En el municipio, la ciudadanía puede presentar mociones que son resueltas por la junta de portavoces o el pleno del ayuntamiento, mientras que el reglamento prevé que los proponentes puedan intervenir en el pleno para defenderla. Ese sería el esquema general respecto a la articulación reglamentaria de una forma de participación de la sociedad civil en los asuntos públicos. Cuando las mociones son propuestas por entidades, suele haber un consenso para su aprobación.
Pero una cosa es el expediente formal y otra distinta cumplir el compromiso adquirido solemnemente. Y aquí entramos en el laberinto de la actividad política que transporta las mociones aprobadas al país del nunca jamás, provocando indignación por la tomadura de pelo por el hecho de que, en buena parte de los casos, se conviertan en papel mojado.
Ni hacen nada, ni dan cuenta a la ciudadanía y en especial a quienes la presentaron del por qué no hacen nada. Ese mutis por el foro, que si nos atenemos a los antecedentes históricos es práctica habitual, parece responder a cierto talante congénito de buena parte de la clase política que no acaba de entender de qué va eso de la participación, ni de la responsabilidad que adquieren ante la ciudadanía con su voto.
Conviene recordar que, en general, las mociones contienen propuestas dirigidas a las administraciones de ámbito superior y también deberes para el ayuntamiento. Así las cosas, el camino a seguir queda claro: en primer lugar trasladar a instancias superiores los acuerdos adoptados y, por mera cortesía, remitir copia a la entidad promotora de la moción, y en segundo lugar constituir la correspondiente mesa ad hoc (ayuntamiento-entidades implicadas) para impulsar los acuerdos en el municipio. Un esquema de trabajo bastante simple que solo requiere voluntad política.
Dada la inutilidad de las mociones para lo que teóricamente fueron concebidas, quizás lo que procede es dejar de presentarlas, cuando menos hasta que exista un compromiso para que las aprobadas se ejecuten inexcusablemente
Pero al parecer, cuando en las tareas rutinarias de los gobernantes se introducen otras provenientes de la participación ciudadana que consideran distorsionadoras de su plácida gestión, o no saben, o no quieren asumirlas (si no pueden, deberían decirlo de antemano para evitar una pérdida de tiempo absurda). Sirva de ejemplo el destino que han sufrido las mociones aprobadas sobre el desamiantado, la sanidad, la residencia pública, la paralización instalación de los contadores inteligentes y tantas otras.

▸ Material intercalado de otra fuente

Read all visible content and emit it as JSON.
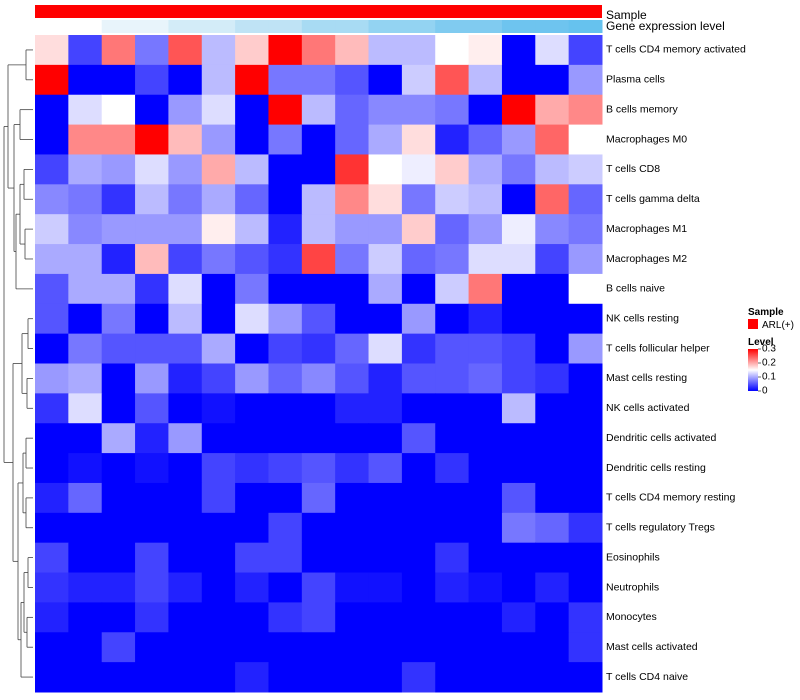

A día de hoy se desconoce si las decisiones se han remitido a la Generalitat y qué respuesta han dado. En estos casos, como ni la ciudadanía ni las entidades impulsoras han sido informadas, puede deducirse que no han hecho nada. Y como tampoco han dado pasos para conformar las mesas ad hoc como instrumento para implementar las propuestas de la moción en el municipio, tenemos que el resultado de suma 0 es 0.
A resulta de los datos, y dada la inutilidad de las mociones para lo que teóricamente fueron concebidas, quizás lo que procede es dejar de presentarlas, cuando menos hasta que exista un compromiso pactado, creíble y exigible entre grupos municipales y sociedad civil para que las aprobadas se ejecuten inexcusablemente. Aviso para navegantes: la crítica al tratamiento de las mociones no puede ser utilizada partidistamente porque alcanza a todos los grupos municipales que, con distintos grados de responsabilidad, por acción u omisión, han ido alimentando su esterilidad actual.